I use Gentoo Linux for the flexibility.
Which OS is probably less important than the level that you learn to work with 
it. When you are very comfortable with an OS a level of freedom exists beyond 
what the packagers may provide.
Notice that many times there's a big difference in what a distro labels 
as "stable" and what the app developers labels as "stable". A new Samba is 
released with this phrase: "This is the latest stable release of Samba. This 
is the version that production Samba servers should be running for all 
current bug-fixes." Distros that don't update key packages until the next 
release may put some functionality in jeopardy. Since Samba is, at times, 
chasing Microsoft updates (which tend to break things) it's fairly imperitive 
to remain current if it's a critical package for you; such as when it is the 
PDC for your entire network.
The most critical packages for my customers are Samba and Cups, and since the 
client systems all run Windows I find it important to keep up to date with 
these packages in order to provide them with the fewest problems and the most 
features, creating a seamless environment where everything just works and 
they're not presented with problems that call attention to the fact that 
their server is not running Windows.
Since I'm comfortable with the Gentoo packaging system I'm not tied down, in 
most cases, to the release timing from the Gentoo devs; I can create my own 
ebuild and install the latest release (plus patches when necessary) when it 
becomes available. The nice thing here is that I get both customization and 
use of the distros packaging system, as opposed to compiling and installing 
outside of the packaging system which I've found in the past to be generally 
less than desirable. As an example, due to the temporary hiatus of the 
Gentoo's Samba dev the "official" ebuild is a bit out of date, but that 
doesn't prevent me from running the latest release.

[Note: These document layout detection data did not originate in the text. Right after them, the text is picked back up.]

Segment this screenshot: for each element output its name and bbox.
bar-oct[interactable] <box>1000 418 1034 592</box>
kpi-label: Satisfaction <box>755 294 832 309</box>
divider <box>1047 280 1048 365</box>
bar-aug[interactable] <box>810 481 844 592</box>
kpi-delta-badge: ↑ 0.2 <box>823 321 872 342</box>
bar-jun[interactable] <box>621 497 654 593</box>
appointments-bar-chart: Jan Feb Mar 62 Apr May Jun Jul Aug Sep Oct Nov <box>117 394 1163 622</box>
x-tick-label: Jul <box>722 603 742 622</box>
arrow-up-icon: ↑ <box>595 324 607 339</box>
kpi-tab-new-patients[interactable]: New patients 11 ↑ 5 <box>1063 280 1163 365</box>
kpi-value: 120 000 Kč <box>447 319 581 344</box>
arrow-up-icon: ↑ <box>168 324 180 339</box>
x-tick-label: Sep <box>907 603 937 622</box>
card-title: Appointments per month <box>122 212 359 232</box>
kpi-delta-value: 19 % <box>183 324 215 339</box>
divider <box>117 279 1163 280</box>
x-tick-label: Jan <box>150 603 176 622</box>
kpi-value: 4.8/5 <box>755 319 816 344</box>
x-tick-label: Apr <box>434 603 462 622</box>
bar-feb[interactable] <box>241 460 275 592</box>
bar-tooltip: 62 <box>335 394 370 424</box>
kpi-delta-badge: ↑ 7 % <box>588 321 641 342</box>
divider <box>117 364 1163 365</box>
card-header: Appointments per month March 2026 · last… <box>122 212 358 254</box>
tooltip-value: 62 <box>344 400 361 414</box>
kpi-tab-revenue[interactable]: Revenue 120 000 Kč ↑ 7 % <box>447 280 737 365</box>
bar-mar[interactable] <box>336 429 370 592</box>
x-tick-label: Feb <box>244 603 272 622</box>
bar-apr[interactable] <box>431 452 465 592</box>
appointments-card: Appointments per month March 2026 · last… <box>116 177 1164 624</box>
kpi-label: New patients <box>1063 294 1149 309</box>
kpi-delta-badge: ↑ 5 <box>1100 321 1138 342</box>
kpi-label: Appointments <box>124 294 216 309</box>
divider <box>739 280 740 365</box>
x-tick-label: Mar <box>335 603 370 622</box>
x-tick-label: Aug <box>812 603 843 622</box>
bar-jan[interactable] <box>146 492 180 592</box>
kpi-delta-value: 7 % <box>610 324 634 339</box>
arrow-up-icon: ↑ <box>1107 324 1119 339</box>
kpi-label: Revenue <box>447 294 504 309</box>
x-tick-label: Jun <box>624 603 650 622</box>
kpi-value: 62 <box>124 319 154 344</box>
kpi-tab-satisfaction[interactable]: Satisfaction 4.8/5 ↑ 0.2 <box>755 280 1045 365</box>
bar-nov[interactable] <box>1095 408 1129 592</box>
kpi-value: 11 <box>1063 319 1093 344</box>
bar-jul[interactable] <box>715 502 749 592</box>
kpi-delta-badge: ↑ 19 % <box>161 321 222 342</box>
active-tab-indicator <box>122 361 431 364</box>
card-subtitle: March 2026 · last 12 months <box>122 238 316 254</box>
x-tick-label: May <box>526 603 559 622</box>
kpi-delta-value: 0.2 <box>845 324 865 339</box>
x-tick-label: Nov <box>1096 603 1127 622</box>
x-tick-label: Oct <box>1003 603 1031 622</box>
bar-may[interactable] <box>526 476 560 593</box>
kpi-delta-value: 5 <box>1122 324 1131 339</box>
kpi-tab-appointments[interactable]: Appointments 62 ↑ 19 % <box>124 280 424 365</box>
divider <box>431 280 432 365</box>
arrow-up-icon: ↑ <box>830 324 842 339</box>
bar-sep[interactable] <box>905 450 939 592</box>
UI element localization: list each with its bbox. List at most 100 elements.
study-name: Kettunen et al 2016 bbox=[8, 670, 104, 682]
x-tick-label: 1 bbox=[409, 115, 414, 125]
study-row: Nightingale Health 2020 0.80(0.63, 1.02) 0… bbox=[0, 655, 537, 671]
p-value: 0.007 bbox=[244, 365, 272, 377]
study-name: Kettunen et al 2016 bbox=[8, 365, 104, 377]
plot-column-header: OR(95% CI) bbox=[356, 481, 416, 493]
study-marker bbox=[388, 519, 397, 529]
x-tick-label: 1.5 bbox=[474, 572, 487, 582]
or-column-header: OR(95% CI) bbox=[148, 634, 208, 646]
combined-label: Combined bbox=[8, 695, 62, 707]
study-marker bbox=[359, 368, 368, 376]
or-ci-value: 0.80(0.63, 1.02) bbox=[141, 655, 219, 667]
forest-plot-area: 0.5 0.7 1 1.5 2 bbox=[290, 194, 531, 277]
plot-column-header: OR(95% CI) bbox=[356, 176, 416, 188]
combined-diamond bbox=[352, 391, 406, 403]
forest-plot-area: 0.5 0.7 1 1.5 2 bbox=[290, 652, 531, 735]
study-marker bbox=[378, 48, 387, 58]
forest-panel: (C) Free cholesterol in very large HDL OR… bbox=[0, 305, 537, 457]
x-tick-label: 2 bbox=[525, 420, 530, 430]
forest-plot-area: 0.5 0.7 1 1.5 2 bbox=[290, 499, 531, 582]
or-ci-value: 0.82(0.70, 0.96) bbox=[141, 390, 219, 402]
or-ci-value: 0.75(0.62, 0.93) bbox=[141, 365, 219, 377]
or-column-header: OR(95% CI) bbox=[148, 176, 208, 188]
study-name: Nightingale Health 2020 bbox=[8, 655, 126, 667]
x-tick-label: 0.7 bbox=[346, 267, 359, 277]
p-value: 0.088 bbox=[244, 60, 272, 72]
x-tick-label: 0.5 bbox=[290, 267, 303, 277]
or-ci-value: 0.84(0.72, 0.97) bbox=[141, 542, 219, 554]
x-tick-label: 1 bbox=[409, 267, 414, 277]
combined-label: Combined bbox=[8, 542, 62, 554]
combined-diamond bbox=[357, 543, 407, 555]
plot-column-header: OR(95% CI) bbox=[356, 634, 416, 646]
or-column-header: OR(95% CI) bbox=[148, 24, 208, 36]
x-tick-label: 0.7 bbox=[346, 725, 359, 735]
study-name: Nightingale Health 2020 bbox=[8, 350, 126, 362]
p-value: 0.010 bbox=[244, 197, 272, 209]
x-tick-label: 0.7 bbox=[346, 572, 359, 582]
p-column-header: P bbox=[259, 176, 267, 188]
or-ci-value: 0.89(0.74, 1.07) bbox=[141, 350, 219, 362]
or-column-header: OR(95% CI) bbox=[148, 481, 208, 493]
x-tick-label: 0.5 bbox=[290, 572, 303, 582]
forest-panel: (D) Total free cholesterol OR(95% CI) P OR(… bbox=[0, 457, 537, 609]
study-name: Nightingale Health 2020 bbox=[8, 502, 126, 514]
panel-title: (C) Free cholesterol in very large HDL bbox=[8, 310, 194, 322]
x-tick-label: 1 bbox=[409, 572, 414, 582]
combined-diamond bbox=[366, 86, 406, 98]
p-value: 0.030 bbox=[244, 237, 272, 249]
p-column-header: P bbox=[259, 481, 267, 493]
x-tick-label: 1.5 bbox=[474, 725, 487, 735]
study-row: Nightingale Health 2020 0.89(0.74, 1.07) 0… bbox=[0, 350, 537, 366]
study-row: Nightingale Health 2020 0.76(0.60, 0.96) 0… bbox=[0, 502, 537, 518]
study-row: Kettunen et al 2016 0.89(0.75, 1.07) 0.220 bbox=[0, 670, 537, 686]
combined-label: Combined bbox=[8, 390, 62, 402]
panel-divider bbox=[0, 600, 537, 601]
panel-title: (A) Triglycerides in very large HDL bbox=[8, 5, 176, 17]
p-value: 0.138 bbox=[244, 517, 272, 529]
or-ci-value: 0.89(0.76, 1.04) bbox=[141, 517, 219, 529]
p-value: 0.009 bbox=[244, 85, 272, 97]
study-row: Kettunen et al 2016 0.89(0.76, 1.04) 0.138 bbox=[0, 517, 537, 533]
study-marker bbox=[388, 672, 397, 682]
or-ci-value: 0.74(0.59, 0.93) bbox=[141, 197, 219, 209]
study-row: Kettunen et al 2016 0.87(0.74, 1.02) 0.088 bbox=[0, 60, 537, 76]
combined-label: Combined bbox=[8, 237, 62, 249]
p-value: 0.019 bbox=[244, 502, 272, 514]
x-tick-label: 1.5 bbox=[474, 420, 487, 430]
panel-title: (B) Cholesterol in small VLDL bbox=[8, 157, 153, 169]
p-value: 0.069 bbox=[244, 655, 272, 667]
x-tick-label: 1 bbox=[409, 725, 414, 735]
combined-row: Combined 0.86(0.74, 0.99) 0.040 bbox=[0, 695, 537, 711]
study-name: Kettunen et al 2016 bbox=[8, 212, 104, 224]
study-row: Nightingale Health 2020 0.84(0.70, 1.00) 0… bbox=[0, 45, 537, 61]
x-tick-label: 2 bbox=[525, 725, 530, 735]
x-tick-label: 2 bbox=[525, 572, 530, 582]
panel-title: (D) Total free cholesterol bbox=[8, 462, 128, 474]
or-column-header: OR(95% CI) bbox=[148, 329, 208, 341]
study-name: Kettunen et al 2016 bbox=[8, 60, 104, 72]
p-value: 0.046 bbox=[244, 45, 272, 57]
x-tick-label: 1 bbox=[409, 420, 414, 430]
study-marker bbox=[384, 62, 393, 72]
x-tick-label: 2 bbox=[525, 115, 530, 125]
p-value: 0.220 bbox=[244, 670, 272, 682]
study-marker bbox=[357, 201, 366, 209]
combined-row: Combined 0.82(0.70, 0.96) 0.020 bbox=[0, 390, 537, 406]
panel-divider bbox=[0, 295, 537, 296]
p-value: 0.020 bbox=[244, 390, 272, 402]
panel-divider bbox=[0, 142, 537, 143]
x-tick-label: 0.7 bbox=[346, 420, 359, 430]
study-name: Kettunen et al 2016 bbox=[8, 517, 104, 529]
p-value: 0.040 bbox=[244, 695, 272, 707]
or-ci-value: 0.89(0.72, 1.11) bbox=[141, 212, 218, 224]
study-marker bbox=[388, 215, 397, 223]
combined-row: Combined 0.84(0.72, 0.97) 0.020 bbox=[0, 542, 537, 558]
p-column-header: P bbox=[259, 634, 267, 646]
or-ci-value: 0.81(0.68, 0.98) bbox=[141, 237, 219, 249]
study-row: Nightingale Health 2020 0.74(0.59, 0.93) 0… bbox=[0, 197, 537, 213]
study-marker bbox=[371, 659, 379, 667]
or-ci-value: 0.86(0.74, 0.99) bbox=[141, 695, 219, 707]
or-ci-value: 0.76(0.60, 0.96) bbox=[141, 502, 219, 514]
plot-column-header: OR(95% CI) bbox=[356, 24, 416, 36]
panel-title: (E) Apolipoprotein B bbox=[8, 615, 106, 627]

Plus the ebuild is really 
available to all as it's posted on a bug report.
If I decided to change to a binary distro at this point I would most surely 
learn how to build packages for it in order to not be tied down to the 
distros package release timetable.
If you just want easy pre-built binary installs than pick a distro that 
releases your needed critical packages on a timely basis, or one in which the 
application devs release binaries for. For Samba I think Redhat/Fedora is 
probably the choice as the Samba team seems to always make those available 
close to the same time as source. Although the Debian and Ubuntu Samba 
releases are currently timely it hasn't always been that way.